Il est des gens qui parlent comme s’ils croyaient à l’existence d’une porte dérobée par laquelle on arrive à se glisser dans la littérature ; je n’ai jamais eu la moindre recommandation auprès d’un rédacteur en chef ou d’un éditeur avant d’être entré en relations d’affaires avec eux. Je ne crois pas que j’en aie pâti. Pourtant, mon apprentissage fut long et pénible. En dix ans de dur labeur, je gagnai moins de cinquante livres sterling par an avec ma plume. Je me fis une place dans les meilleurs périodiques : Cornhill, Temple Bar, etc., mais à quoi cela peut-il servir, puisque, dans ces revues, on ne signe pas, système très préjudiciable aux jeunes écrivains ? J’éprouvai de la surprise, de l’orgueil, quand, l’un après l’autre, les critiques attribuèrent à Stevenson « La Déclaration de Habakuk Jephson » que j’avais donnée au Cornhill, mais, tout accablé que je fusse sous le poids d’un pareil compliment, j’aurais trouvé beaucoup plus utile le moindre mot tièdement élogieux qui m’aurait personnellement cité. Après dix ans de ce travail, j’étais aussi inconnu que si jamais je n’avais trempé ma plume dans un encrier. Quelquefois, il est vrai, l’anonymat abrite de la critique autant qu’il dérobe les éloges : comme je le revois clairement, ce cher, cet excellent ami qui, un soir, courut après moi en brandissant un journal de la capitale !
 
 

 

« Vous avez lu ? on parle de la nouvelle que vous avez publiée dans le Cornhill !

– Non, qu’en dit-on ?

– Voici. »

Vivement il m’indiqua le passage tandis que, tremblant d’émoi, mais décidé à ne triompher qu’avec modestie, je lisais :

« Le Cornhill de ce mois contient une histoire capable d’affliger Thackeray dans son tombeau… »

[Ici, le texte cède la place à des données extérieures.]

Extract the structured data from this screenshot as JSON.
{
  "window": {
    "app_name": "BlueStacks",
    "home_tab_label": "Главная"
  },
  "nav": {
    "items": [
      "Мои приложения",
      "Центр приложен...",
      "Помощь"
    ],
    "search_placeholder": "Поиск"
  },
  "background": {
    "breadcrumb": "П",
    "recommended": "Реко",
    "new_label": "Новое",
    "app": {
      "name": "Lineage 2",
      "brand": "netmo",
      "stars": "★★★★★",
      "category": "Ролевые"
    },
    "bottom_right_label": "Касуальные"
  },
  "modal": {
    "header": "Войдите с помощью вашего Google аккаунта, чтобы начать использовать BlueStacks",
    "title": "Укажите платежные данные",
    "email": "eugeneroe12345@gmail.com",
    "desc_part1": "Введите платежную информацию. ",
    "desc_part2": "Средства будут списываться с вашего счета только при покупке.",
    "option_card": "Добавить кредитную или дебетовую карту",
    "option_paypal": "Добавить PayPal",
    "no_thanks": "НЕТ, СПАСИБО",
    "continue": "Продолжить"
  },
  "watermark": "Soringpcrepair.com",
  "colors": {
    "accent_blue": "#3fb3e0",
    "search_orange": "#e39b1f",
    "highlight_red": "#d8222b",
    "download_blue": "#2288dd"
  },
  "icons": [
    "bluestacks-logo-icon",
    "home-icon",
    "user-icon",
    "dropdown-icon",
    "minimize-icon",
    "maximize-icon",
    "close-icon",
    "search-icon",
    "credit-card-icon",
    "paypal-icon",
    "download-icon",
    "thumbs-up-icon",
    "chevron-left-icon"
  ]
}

Notre conversation avait des témoins ; à Portsmouth, la magistrature se montre sévère pour les voies de fait. Mon ami put se retirer indemne. Pour la première fois, je me rendis compte de l’état lamentable en lequel la critique s’était laissée choir.

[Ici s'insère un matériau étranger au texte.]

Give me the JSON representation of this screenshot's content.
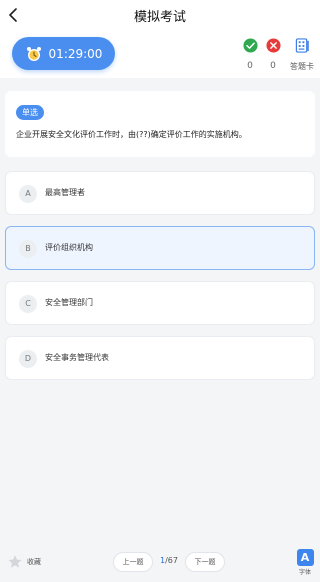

Je finis par comprendre qu’un homme peut, pendant des années, verser en des articles de revues le meilleur de lui-même sans retirer d’autre avantage que le bénéfice immédiat inhérent aux travaux littéraires. J’écrivis encore un « premier livre » que j’expédiai à un éditeur. Catastrophe ! Jamais il ne parvint à destination. L’administration des Postes m’adressa d’innombrables papiers bleus pour m’informer qu’elle ne retrouvait pas la moindre trace de mon œuvre dont personne, depuis, n’a jamais entendu parler. Certes, je n’ai rien écrit de meilleur. Pourrait-il en être autrement ? Mais, je dois l’avouer en toute honnêteté, mon émoi, quand ce manuscrit disparut, ne fut rien, comparé à l’horreur que j’éprouverais si je le voyais reparaître imprimé. La Poste aurait pu perdre également un ou deux de mes premiers essais que je connais bien : ma conscience serait plus tranquille. Celui dont je parle avait pour titre : « Le Récit de John Smith, » et revêtait un caractère personnel, social, politique. S’il avait été édité, sans doute, un beau matin, je me serais réveillé avec la flétrissure de quelque condamnation, car, je le crains, par les allusions que j’y avais introduites, il côtoyait de près la diffamation. Par bonheur, la Poste l’égara ; telle fut la fin d’un autre « premier livre. »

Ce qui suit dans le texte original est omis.